In a seeming contradiction Sinclair says” Creatures in the wild and in captivity are not the same thing, including in the manner of feeding.” We totally agree. Many conservationists have concluded that endangered species can only be successfully rewilded if they are retrained in their normal hunting skills prior to reintroduction. As zoologist Jonathan Wright says: “Zoos are not allowed to feed live vertebrates to zoo animals, so it is very difficult to release a predator into the wild”. Further, a recent study by Exeter University says: “Animals in captivity do not usually have the natural behaviours needed for success in the wild. Their lack of hunting skills and their lack of fear towards humans are major disadvantages.
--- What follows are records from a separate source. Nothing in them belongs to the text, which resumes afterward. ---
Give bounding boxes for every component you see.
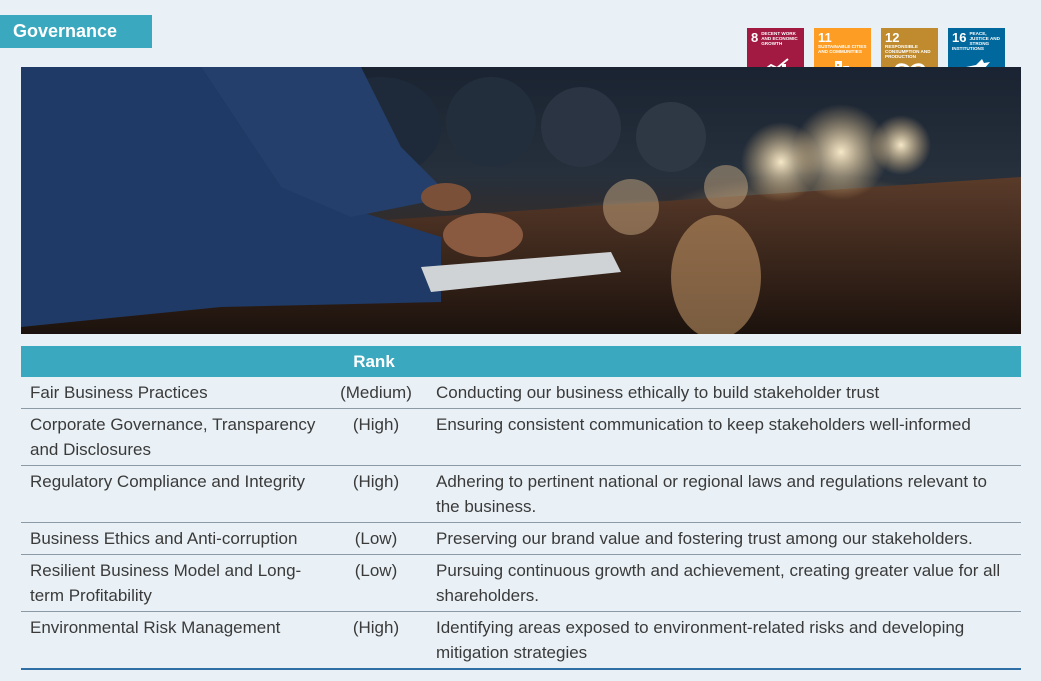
material-topics-table: Rank Fair Business Practices (Medium) Co… bbox=[21, 346, 1021, 670]
boardroom-photo bbox=[21, 67, 1021, 334]
description-cell: Preserving our brand value and fostering… bbox=[436, 529, 973, 548]
description-cell: Adhering to pertinent national or region… bbox=[436, 472, 987, 516]
topic-cell: Environmental Risk Management bbox=[30, 618, 281, 637]
rank-cell: (High) bbox=[352, 618, 400, 637]
description-cell: Pursuing continuous growth and achieveme… bbox=[436, 561, 1001, 605]
description-cell: Identifying areas exposed to environment… bbox=[436, 618, 965, 662]
topic-cell: Business Ethics and Anti-corruption bbox=[30, 529, 298, 548]
table-row: Fair Business Practices (Medium) Conduct… bbox=[21, 377, 1021, 409]
table-row: Environmental Risk Management (High) Ide… bbox=[21, 612, 1021, 670]
table-row: Resilient Business Model and Long-term P… bbox=[21, 555, 1021, 612]
rank-cell: (Medium) bbox=[340, 383, 412, 402]
description-cell: Conducting our business ethically to bui… bbox=[436, 383, 880, 402]
topic-cell: Corporate Governance, Transparency and D… bbox=[30, 415, 316, 459]
topic-cell: Resilient Business Model and Long-term P… bbox=[30, 561, 302, 605]
rank-cell: (High) bbox=[352, 415, 400, 434]
rank-cell: (High) bbox=[352, 472, 400, 491]
boardroom-illustration bbox=[21, 67, 1021, 334]
table-row: Business Ethics and Anti-corruption (Low… bbox=[21, 523, 1021, 555]
topic-cell: Fair Business Practices bbox=[30, 383, 208, 402]
rank-column-header: Rank bbox=[353, 352, 395, 371]
rank-cell: (Low) bbox=[354, 529, 398, 548]
table-row: Regulatory Compliance and Integrity (Hig… bbox=[21, 466, 1021, 523]
topic-cell: Regulatory Compliance and Integrity bbox=[30, 472, 305, 491]
section-title: Governance bbox=[0, 15, 152, 48]
table-header: Rank bbox=[21, 346, 1021, 377]
table-row: Corporate Governance, Transparency and D… bbox=[21, 409, 1021, 466]
description-cell: Ensuring consistent communication to kee… bbox=[436, 415, 971, 434]
rank-cell: (Low) bbox=[354, 561, 398, 580]
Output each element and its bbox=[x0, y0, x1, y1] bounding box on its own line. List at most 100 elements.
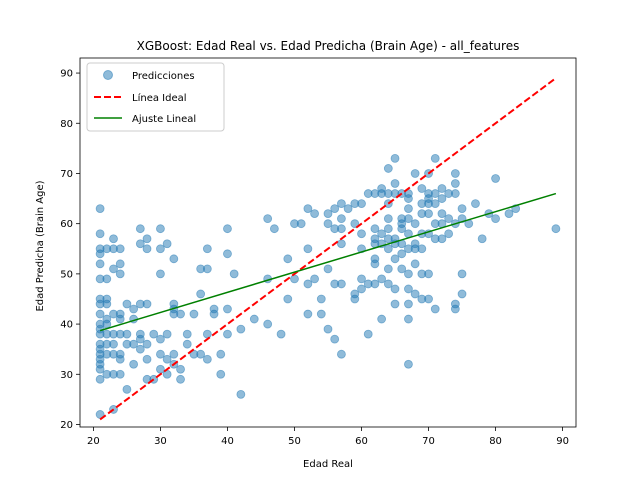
data-point bbox=[323, 324, 333, 334]
data-point bbox=[142, 234, 152, 244]
data-point bbox=[457, 269, 467, 279]
data-point bbox=[430, 304, 440, 314]
data-point bbox=[310, 209, 319, 219]
data-point bbox=[457, 289, 467, 299]
data-point bbox=[135, 344, 145, 354]
data-point bbox=[363, 329, 373, 339]
data-point bbox=[109, 264, 118, 274]
data-point bbox=[337, 214, 346, 224]
data-point bbox=[357, 229, 366, 239]
data-point bbox=[377, 229, 387, 239]
data-point bbox=[95, 204, 105, 214]
data-point bbox=[357, 274, 366, 284]
data-point bbox=[263, 319, 273, 329]
x-tick-label: 30 bbox=[154, 436, 167, 447]
data-point bbox=[410, 259, 420, 269]
data-point bbox=[162, 239, 172, 249]
data-point bbox=[229, 269, 239, 279]
data-point bbox=[176, 309, 185, 319]
data-point bbox=[404, 204, 413, 214]
data-point bbox=[162, 354, 172, 364]
data-point bbox=[303, 309, 313, 319]
data-point bbox=[102, 299, 112, 309]
data-point bbox=[350, 219, 360, 229]
data-point bbox=[450, 189, 460, 198]
data-point bbox=[337, 279, 346, 289]
data-point bbox=[323, 209, 333, 219]
data-point bbox=[337, 239, 346, 249]
data-point bbox=[316, 294, 326, 304]
data-point bbox=[450, 169, 460, 178]
data-point bbox=[383, 164, 393, 173]
data-point bbox=[169, 349, 179, 359]
data-point bbox=[404, 269, 413, 279]
legend-label-linea-ideal: Línea Ideal bbox=[132, 92, 187, 104]
y-tick-label: 60 bbox=[60, 219, 73, 230]
data-point bbox=[551, 224, 561, 234]
data-point bbox=[430, 154, 440, 163]
data-point bbox=[115, 314, 125, 324]
data-point bbox=[370, 259, 380, 269]
data-point bbox=[290, 274, 299, 284]
data-point bbox=[189, 309, 199, 319]
data-point bbox=[397, 224, 407, 234]
data-point bbox=[450, 179, 460, 188]
data-point bbox=[236, 324, 246, 334]
data-point bbox=[337, 199, 346, 208]
data-point bbox=[437, 209, 447, 219]
data-point bbox=[236, 389, 246, 399]
data-point bbox=[424, 209, 433, 219]
data-point bbox=[390, 154, 400, 163]
data-point bbox=[343, 204, 353, 214]
data-point bbox=[95, 364, 105, 374]
data-point bbox=[122, 384, 132, 394]
data-point bbox=[176, 374, 185, 384]
data-point bbox=[95, 259, 105, 269]
data-point bbox=[370, 224, 380, 234]
data-point bbox=[404, 359, 413, 369]
data-point bbox=[430, 199, 440, 208]
chart-title: XGBoost: Edad Real vs. Edad Predicha (Br… bbox=[137, 39, 520, 53]
data-point bbox=[276, 329, 286, 339]
data-point bbox=[377, 314, 387, 324]
data-point bbox=[202, 244, 212, 254]
data-point bbox=[303, 244, 313, 254]
data-point bbox=[216, 349, 226, 359]
data-point bbox=[383, 244, 393, 254]
data-point bbox=[223, 249, 232, 259]
data-point bbox=[397, 249, 407, 259]
data-point bbox=[176, 364, 185, 374]
x-tick-label: 50 bbox=[288, 436, 301, 447]
data-point bbox=[142, 354, 152, 364]
legend-marker-predicciones bbox=[103, 70, 113, 80]
legend-frame bbox=[86, 62, 225, 132]
data-point bbox=[129, 359, 139, 369]
data-point bbox=[357, 284, 366, 294]
data-point bbox=[95, 249, 105, 259]
y-tick-label: 50 bbox=[60, 269, 73, 280]
y-tick-label: 30 bbox=[60, 370, 73, 381]
data-point bbox=[223, 329, 232, 339]
data-point bbox=[142, 244, 152, 254]
x-axis-label: Edad Real bbox=[303, 459, 353, 470]
data-point bbox=[156, 269, 165, 279]
data-point bbox=[102, 319, 112, 329]
data-point bbox=[102, 274, 112, 284]
data-point bbox=[417, 184, 427, 193]
data-point bbox=[156, 244, 165, 254]
data-point bbox=[202, 354, 212, 364]
data-point bbox=[390, 254, 400, 264]
data-point bbox=[182, 339, 192, 349]
y-tick-label: 90 bbox=[60, 69, 73, 80]
data-point bbox=[410, 219, 420, 229]
data-point bbox=[202, 329, 212, 339]
data-point bbox=[357, 199, 366, 208]
data-point bbox=[156, 349, 165, 359]
data-point bbox=[477, 234, 487, 244]
data-point bbox=[424, 269, 433, 279]
data-point bbox=[471, 199, 480, 208]
plot-area: 20 30 40 50 60 70 80 90 20 30 40 50 60 70 80 90 bbox=[60, 57, 577, 447]
data-point bbox=[444, 214, 454, 224]
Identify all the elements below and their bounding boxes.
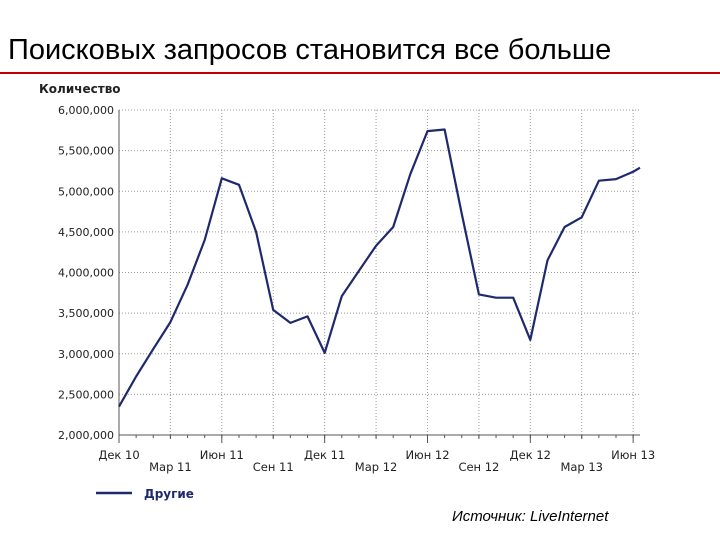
x-tick-label: Сен 12 [458, 460, 499, 474]
slide-title: Поисковых запросов становится все больше [8, 34, 612, 66]
legend-label: Другие [144, 487, 194, 501]
x-tick-label: Июн 11 [200, 448, 244, 462]
source-note: Источник: LiveInternet [452, 508, 609, 525]
chart-series [118, 128, 641, 408]
x-tick-label: Мар 12 [355, 460, 398, 474]
series-line [118, 128, 641, 408]
y-tick-label: 2,500,000 [58, 388, 114, 401]
x-tick-label: Дек 10 [98, 448, 139, 462]
y-tick-label: 5,500,000 [58, 145, 114, 158]
y-tick-label: 5,000,000 [58, 185, 114, 198]
y-tick-label: 6,000,000 [58, 104, 114, 117]
x-tick-label: Сен 11 [253, 460, 294, 474]
x-tick-label: Мар 11 [149, 460, 192, 474]
x-tick-label: Июн 12 [405, 448, 449, 462]
y-tick-label: 3,000,000 [58, 348, 114, 361]
y-tick-label: 4,000,000 [58, 267, 114, 280]
y-axis-label: Количество [39, 82, 121, 96]
x-tick-label: Мар 13 [560, 460, 603, 474]
chart-legend: Другие [96, 487, 194, 501]
y-tick-label: 2,000,000 [58, 429, 114, 442]
chart-grid [119, 109, 640, 435]
y-tick-label: 4,500,000 [58, 226, 114, 239]
plot-area [119, 110, 640, 435]
y-tick-label: 3,500,000 [58, 307, 114, 320]
x-tick-label: Июн 13 [611, 448, 655, 462]
x-tick-label: Дек 12 [510, 448, 551, 462]
chart-axes: 2,000,000 2,500,000 3,000,000 3,500,000 4,00… [58, 104, 655, 474]
title-divider [0, 72, 720, 74]
x-tick-label: Дек 11 [304, 448, 345, 462]
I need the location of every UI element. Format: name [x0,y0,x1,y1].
We have suspected for some time that captive-born animals fared less well than wild animals, but here it is finally quantified, and the extent of the problem is critical.” The author Kristen Jule concludes they are “in favour of reintroduction as a part of conservation efforts” and “they could be effective with some changes made that would prepare the animals for life in the wild more effectively. This could mean making sure hunting occurred in captivity, as well as reducing human contact and promoting social group formation.”
We thank those South Africans who have supported our efforts. We undertook this conservation program in South Africa to fast-track the re-wilding process by using South Africa’s esteemed conservation scientists and experienced wildlife managers. We are saddened that the NSPCA’s compassion for animals does not extend to those that are critically endangered like the South China Tiger (fewer than 90 remain). We take pride in our South African reserve’s achievements including the recent birth of a healthy male cub, the first on the planet in two years.